The Greek economy has been in a state of permanent stress ever since the start of the major financial crisis. Nevertheless, Greece’s economic recovery is still a long way off: Since the beginning of the crisis, the country has shed around 26 percent of its economic strength in cumulative terms.
As early as 2010 Greece became reliant on assistance from its European partners and the International Monetary Fund – and no end is in sight. The financial assistance has, however, only been granted subject to certain conditions. Firstly, Greece is supposed to balance its budget and put its finances on a more sustainable basis. Secondly, the assistance is contingent on structural reforms to help get the Greek economy back on track for growth. To date, there has been no success on either front. Admittedly some progress has now been made toward balancing the budget, but there is still much to be done with regard to structural reforms.

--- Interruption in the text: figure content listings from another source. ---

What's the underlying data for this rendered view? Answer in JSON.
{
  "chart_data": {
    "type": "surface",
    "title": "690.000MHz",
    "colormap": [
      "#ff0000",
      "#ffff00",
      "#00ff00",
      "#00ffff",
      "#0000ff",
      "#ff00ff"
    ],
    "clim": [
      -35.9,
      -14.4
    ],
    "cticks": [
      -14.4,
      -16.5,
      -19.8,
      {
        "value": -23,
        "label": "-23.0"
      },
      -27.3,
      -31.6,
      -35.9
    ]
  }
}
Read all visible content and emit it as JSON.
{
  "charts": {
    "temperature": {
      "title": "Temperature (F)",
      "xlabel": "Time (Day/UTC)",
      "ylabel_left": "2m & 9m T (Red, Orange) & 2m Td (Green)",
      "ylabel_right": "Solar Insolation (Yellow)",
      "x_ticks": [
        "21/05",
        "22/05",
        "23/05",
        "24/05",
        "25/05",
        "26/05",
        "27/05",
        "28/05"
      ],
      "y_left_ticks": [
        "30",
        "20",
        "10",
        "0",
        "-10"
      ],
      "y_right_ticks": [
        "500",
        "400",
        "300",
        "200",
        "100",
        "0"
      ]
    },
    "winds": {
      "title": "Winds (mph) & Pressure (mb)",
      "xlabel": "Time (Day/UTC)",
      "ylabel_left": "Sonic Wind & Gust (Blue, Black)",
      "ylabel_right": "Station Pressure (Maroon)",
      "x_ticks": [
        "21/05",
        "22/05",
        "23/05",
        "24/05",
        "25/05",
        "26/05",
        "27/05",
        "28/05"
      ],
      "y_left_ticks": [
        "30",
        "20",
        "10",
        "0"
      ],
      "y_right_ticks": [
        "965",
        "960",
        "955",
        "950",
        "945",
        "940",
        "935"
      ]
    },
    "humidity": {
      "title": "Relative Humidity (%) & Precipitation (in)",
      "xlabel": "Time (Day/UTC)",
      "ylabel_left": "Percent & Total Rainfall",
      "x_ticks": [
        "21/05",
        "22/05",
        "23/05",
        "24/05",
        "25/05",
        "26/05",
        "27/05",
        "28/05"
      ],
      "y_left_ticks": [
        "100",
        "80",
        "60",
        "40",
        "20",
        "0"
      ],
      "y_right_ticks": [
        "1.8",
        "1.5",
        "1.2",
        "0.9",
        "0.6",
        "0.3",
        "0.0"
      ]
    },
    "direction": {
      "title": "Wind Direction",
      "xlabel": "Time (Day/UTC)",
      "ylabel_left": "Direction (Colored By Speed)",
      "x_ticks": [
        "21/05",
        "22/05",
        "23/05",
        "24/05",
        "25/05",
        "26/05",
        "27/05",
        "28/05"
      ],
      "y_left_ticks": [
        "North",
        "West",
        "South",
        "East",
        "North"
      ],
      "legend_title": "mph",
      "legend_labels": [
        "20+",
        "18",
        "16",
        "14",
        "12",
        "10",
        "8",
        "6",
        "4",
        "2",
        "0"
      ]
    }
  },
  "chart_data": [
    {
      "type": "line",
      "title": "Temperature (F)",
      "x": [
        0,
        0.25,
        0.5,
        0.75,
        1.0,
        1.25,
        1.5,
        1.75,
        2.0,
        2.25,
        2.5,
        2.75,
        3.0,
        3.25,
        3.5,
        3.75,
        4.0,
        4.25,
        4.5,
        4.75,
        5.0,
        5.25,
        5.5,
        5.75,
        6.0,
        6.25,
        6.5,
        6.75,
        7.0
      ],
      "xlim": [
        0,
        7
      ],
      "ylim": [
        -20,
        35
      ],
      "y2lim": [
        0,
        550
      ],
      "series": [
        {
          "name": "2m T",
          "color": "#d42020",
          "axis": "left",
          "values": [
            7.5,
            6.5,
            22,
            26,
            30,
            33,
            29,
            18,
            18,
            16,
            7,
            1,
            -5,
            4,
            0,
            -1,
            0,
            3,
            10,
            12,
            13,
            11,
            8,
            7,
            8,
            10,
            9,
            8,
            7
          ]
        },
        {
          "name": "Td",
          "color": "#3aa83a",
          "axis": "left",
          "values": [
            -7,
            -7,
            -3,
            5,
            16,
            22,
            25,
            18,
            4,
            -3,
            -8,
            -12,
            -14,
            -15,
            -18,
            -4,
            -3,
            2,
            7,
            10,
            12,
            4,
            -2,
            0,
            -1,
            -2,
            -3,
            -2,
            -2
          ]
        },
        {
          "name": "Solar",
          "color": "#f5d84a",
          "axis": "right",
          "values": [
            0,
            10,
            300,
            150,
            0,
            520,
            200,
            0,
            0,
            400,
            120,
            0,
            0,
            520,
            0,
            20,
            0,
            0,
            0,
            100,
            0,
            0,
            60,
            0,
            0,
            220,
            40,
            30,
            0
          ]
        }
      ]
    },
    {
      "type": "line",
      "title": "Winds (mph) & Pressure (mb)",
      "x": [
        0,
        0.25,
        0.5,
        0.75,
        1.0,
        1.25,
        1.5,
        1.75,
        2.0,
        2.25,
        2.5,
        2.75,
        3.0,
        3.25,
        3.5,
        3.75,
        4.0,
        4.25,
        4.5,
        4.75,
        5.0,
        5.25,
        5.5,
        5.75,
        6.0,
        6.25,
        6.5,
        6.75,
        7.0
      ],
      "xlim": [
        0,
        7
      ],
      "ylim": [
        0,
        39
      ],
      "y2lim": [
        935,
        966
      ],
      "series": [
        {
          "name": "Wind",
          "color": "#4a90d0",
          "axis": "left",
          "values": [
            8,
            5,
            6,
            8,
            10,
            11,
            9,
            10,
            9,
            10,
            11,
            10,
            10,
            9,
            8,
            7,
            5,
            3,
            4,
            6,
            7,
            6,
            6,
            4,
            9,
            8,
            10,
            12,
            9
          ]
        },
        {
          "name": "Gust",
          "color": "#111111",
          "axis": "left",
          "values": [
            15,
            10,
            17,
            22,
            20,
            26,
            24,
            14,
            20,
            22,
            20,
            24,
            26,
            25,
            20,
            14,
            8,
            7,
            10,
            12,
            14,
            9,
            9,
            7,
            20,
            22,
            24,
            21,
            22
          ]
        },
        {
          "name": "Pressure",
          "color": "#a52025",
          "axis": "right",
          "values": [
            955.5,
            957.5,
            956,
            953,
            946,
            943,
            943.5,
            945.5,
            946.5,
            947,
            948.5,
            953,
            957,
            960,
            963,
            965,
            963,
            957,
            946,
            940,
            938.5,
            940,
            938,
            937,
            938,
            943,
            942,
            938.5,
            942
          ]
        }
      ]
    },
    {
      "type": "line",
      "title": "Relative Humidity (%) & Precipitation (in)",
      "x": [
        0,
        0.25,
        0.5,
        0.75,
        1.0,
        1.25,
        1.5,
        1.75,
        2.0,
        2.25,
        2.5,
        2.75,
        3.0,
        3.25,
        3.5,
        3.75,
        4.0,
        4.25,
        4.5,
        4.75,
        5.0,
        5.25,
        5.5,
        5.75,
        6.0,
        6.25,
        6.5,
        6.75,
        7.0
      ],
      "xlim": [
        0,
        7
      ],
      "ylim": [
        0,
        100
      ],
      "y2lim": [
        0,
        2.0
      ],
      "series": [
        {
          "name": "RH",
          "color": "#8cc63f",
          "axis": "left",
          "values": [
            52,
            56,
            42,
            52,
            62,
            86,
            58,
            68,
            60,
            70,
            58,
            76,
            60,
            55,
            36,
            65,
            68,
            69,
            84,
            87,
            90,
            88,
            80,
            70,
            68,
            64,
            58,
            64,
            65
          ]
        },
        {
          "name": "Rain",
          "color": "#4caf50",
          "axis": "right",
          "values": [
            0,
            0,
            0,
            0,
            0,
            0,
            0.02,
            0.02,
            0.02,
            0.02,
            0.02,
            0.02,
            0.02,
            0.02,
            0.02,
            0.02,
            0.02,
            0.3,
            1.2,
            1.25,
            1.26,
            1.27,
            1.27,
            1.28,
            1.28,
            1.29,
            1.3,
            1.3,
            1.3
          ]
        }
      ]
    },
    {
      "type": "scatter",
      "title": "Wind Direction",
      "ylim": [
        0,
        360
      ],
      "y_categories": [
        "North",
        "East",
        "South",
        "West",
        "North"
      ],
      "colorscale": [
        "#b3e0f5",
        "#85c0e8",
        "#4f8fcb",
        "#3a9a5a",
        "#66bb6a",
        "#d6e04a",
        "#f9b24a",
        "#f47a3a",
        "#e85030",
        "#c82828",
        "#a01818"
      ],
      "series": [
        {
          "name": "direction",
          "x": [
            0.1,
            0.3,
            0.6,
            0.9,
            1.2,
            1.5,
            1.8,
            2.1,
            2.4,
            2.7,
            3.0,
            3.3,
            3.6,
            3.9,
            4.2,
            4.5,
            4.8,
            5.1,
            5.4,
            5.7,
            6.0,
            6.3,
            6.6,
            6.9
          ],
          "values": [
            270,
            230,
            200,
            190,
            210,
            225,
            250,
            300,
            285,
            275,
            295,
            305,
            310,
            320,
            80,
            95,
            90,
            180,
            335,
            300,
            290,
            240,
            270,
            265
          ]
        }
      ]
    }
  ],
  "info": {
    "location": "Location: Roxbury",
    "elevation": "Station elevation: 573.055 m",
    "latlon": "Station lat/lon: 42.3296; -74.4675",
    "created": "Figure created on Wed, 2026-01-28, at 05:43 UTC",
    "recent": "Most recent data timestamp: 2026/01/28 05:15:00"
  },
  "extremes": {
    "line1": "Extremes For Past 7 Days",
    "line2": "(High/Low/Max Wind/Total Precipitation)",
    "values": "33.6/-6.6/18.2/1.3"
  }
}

A higher primary surplus (budget balance ex. interest payments) can help to improve the relative debt ratios. To date, Greece was asked to achieve a primary surplus of 3.5% of GDP. Such a high surplus would indeed contribute to restoring the health of Greek government financing. However, it is unrealistic to demand this of Greece. Accordingly, the IMF has of late stipulated that the surplus be only 1.5%. Greece could in fact achieve such a figure, but a primary surplus of 1.5% will not suffice to reduce the high budget deficit emphatically. It is therefore hardly surprising that the IMF has at the same time called on the lenders to reduce the debt load further.
What Greece really needs is enduring economic growth. This would reduce the high unemployment levels and contribute to a fiscal recovery. A stable growth track is something Greece will not be able to achieve within the Eurozone as Greece’s economy is simply not competitive enough. Logically, then, the current system of explicit and implicit assistance for Greece cannot be simply and quickly brought to an end. Conclusion: It is time to stop insisting that we do not think about the possibility of Greece exiting the euro zone, as such a step could offer Greece rational alternatives.